In general the suggestion above of switching on and off the connection manager is a really dangerous action and if it goes wrong you can brink your device. So its better to fix the underlying issue. If we can get a nice way to reproduce the issue and pop a serial cable on the device, we can definitely see what is causing the connection to drop.


#6

Not much network usage - serving a web page for controlling the device using crossbar.io

We have an external antenna and the hdmi port is disabled as we’re using the GPIO for controlling our hardware - LEDs and switching power to some other hardware.

I have a serial cable on the device - here is a complete log from starting up to losing connection:

https://drive.google.com/open?id=0B-WKra-gmr3ldmhLbkszRHV2X1U


#7

Wow, thats pretty interesting. I haven’t ever had this issue with any of my BBB device, but I never set the wifi from the /host/var/lib/connman directory. Is there a specific reason you are using this way of configuring the device wifi?

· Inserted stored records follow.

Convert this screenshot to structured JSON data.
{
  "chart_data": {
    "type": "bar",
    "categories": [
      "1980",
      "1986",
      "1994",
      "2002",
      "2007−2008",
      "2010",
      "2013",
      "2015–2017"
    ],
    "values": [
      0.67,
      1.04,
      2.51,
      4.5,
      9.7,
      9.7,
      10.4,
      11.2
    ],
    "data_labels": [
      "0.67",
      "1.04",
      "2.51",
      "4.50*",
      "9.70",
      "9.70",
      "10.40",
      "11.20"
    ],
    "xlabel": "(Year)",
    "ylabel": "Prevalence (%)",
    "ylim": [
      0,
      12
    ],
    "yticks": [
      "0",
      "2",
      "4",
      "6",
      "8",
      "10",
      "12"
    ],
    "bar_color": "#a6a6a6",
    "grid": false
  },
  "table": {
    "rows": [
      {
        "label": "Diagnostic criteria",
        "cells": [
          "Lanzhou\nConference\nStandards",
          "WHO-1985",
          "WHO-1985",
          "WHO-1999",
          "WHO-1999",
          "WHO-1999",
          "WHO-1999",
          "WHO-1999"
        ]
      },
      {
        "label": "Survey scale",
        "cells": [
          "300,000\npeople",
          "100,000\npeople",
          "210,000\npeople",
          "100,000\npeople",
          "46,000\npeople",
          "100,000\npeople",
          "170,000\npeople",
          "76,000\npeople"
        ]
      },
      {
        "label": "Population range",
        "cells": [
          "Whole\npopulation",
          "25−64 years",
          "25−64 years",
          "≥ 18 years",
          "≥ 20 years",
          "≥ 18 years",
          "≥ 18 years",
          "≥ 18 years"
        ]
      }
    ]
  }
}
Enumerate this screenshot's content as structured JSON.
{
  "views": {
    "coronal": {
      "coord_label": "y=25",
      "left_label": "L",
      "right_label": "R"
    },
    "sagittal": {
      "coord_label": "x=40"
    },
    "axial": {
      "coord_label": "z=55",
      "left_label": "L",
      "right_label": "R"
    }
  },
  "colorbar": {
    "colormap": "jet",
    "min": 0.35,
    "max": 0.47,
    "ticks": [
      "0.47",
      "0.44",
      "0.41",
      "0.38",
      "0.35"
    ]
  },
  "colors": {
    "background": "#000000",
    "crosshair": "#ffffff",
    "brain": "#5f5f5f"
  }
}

It also might be worth checking out the new resinOS 2.0 images on dashboard.resinstaging.io . Specifically, the 2.0.0-beta10.rev1, I have been testing that for last two days and its been connected and operational non-stop. Note that in the 2.0 image we have switched from connman to NetworkManager. Its also worth mentioning that mid-March we will be releasing 2.0 as the recommended production version and urging users to start transitioning to that version as soon as they can.


#8

I used that way as that was all i knew - i reverse engineered resin wifi connect
Our web portal has a UI that sets up a list of APs that it can connect to (the device is mobile so we need a list, not just one)

Yeah, I guess we’ll have to move to 2.0 and I’ll have to refactor my code to support networkmanager


#9

We had the same problem on devices with low signal quality (away from the wireless ap).

We solved it the hard way, if it disconnects after 1 hour, we restart the wireless using dbus.